I would not reply, in this situation silence is your friend!

SeaToSki · 07/11/2023 23:28

Well if he is going to act with 100% integrity he also has to take 100% responsibility for all of his experiences…you could write back and ask him if

he has been curious about how he created the wreck that your relationship ended up as

and if he is interested in openly listening with the intention of genuinely understanding your experience of the wreck of your relationship

and how he is going to clean up his broken agreement with you (from back then)

… I might be quoting from one of the US leadership programs 🤣.

Clearly you do not need to listen to anything he has to say, but it might be fun to mess with him a little!

MrsAvocet · 07/11/2023 23:29

Ignore him, forget it and don't give him any more headspace.
It doesn't sound like re engaging with him at any level is going to benefit you so don't let him have any more of your time or energy.

Maddy70 · 07/11/2023 23:32

Block

Seenandheard · 07/11/2023 23:32

Thanks all, really had been cathartic and helpful to read all your responses. I feel like I have a group of sane, reasonable people behind me which means a lot. I told one friend IRL but it was such a long time ago, many people in my life don't know of him.
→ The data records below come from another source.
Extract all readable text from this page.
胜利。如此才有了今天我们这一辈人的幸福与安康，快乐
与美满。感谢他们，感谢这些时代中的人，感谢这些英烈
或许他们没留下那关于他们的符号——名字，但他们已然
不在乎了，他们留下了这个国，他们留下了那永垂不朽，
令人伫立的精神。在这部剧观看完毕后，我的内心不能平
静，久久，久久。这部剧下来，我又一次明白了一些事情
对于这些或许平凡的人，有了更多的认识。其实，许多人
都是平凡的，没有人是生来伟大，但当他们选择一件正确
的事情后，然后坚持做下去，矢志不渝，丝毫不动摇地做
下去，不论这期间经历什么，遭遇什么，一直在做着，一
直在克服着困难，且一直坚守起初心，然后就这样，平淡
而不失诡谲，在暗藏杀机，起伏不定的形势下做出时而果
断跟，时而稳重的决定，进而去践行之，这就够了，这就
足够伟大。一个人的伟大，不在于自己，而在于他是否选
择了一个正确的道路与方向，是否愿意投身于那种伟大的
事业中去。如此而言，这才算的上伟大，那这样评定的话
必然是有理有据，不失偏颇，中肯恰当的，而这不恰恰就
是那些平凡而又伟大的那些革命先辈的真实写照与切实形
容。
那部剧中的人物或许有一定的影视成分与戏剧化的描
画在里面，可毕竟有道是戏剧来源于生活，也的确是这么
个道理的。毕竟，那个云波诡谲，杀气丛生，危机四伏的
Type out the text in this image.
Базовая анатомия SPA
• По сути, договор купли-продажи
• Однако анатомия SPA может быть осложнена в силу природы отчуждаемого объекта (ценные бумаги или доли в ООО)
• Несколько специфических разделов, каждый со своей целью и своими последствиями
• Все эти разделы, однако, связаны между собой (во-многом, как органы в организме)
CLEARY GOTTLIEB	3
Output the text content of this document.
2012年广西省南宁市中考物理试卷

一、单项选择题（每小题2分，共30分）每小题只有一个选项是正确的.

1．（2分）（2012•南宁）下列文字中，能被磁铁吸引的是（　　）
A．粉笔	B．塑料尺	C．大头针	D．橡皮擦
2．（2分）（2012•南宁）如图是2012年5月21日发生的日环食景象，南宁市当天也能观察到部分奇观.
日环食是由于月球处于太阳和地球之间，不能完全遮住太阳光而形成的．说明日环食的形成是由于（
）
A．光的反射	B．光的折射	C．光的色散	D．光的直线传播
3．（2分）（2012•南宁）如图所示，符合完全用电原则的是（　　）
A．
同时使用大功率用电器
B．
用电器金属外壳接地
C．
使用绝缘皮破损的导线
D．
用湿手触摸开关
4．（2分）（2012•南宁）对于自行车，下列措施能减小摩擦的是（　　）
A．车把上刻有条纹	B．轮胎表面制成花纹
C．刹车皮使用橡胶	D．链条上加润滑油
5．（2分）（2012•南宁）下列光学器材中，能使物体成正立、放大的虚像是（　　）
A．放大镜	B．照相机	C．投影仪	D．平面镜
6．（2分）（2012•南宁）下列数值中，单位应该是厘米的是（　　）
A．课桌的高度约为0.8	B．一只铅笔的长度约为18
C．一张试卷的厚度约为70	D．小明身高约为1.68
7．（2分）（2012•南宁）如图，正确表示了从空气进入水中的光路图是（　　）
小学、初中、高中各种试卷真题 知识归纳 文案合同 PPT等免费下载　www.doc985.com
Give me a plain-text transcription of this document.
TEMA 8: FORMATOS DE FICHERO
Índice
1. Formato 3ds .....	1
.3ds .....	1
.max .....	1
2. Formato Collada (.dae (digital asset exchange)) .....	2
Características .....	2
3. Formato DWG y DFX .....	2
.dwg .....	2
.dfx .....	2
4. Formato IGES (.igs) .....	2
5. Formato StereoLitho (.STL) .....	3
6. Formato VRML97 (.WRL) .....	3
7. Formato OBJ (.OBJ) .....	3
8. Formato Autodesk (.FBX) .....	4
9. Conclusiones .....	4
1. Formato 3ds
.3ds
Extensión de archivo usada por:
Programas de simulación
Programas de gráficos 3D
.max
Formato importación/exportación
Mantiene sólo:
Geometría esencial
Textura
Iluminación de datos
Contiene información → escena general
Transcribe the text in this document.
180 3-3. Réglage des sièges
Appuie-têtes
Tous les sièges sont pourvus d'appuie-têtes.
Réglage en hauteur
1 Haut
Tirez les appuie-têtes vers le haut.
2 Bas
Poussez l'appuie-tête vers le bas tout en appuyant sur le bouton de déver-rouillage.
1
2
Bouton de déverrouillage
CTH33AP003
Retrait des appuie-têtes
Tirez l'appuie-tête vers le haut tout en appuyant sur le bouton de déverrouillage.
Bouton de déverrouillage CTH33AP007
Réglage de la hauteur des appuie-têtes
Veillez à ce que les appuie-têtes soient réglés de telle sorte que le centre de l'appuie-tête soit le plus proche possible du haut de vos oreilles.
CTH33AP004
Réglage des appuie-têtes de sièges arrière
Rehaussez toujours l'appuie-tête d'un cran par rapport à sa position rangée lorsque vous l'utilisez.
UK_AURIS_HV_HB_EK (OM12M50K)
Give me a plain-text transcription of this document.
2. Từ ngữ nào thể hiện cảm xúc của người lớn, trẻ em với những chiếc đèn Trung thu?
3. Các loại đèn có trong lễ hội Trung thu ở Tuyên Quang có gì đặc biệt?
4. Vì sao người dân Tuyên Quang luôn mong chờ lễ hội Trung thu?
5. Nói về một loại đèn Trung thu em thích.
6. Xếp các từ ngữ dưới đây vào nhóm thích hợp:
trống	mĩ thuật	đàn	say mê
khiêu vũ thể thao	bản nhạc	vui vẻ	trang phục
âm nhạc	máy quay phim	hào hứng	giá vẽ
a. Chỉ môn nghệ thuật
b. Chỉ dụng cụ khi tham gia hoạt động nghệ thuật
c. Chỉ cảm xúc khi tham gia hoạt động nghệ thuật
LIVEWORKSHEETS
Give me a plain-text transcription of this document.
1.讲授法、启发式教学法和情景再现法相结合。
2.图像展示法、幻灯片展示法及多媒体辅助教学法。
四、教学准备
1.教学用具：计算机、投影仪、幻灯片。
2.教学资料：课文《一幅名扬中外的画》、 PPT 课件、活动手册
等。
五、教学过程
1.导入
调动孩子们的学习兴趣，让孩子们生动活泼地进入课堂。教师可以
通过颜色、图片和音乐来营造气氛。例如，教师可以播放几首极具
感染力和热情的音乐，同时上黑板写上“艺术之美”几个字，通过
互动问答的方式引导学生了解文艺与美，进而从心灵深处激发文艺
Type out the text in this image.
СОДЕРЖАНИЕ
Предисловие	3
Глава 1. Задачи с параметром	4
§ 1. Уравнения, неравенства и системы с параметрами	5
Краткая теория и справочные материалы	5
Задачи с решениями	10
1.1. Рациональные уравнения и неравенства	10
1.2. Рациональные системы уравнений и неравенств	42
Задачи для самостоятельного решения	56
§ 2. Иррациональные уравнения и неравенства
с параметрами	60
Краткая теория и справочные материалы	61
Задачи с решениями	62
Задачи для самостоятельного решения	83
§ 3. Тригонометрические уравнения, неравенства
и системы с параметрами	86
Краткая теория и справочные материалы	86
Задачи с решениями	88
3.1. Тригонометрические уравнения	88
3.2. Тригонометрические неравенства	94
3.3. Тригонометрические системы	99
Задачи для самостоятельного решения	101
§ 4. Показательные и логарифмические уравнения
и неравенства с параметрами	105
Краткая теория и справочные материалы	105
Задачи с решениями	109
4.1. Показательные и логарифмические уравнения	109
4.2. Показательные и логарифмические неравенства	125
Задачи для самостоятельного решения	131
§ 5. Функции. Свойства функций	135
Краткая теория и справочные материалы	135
I drafted a reply for my own sanity but I have NO intention of sending. I will follow my own rule of "keep your gun powder dry" for now (and hopefully ever more).

OP posts:
Advicerequest · 07/11/2023 23:35

The architect doing up my house who oayronised me, caused me stress and cost me tens of thousands went on one of these courses. After being gaslit for months he called me up one day and started apologising for behaving badly and bad mouthing me to his colleagues and explains it eas because of this course. The rage I felt when he hung up. All he'd done was Co firm that he was a wanker. I wanted to rip his head off. What made it worse was that his behaviour didn't even change. He confessed on went on being an up his own arse wanker.

Pocodaku · 07/11/2023 23:37

This sounds like the Landmark Forum or a similar Large Training Group. They use dubious methods, shall I say. There’s an extensive and accurate Wiki entry about it if you’re interested. This is one of the things they ‘coach’ you to do. if I’d be inclined to ignore and block your ex.

MyAnacondaMight · 07/11/2023 23:44

I bet he’s on a Landmark Forum.

PrinnyPree · 07/11/2023 23:44

Haha what a loser yeah just block, he's after a reaction, any reaction will satisfy him, no reaction will frustrate him as he'll be waiting for something.

Ignoring him is power. Living your wonderful life whilst he's no doubt spaffing £10k+ on some self help grifter bullshit to get his miserable life straight only to be denied closure is the best response. 😅

marvelousmarmite · 07/11/2023 23:44

OK here's what you do.

Wait about a month. Say nothing. Then, reply to his FIRST email (the one where he put out 'feelers') like this:

Hi X

I must say I'm pretty unimpressed that after sending me this email you have left this hanging and haven't seen fit to contact me with whatever it was that you wanted to say. You've obviously changed your mind, which is fine, but I really don't like game playing. I'm blocking you now so anything further you send will not be delivered.

Regards,
X

TAKE AWAY HIS CONFESSION FROM HIM. It obviously means a lot to him to get this off his chest in a bullshit, self-serving, narcissistic way so snatch it out from under him.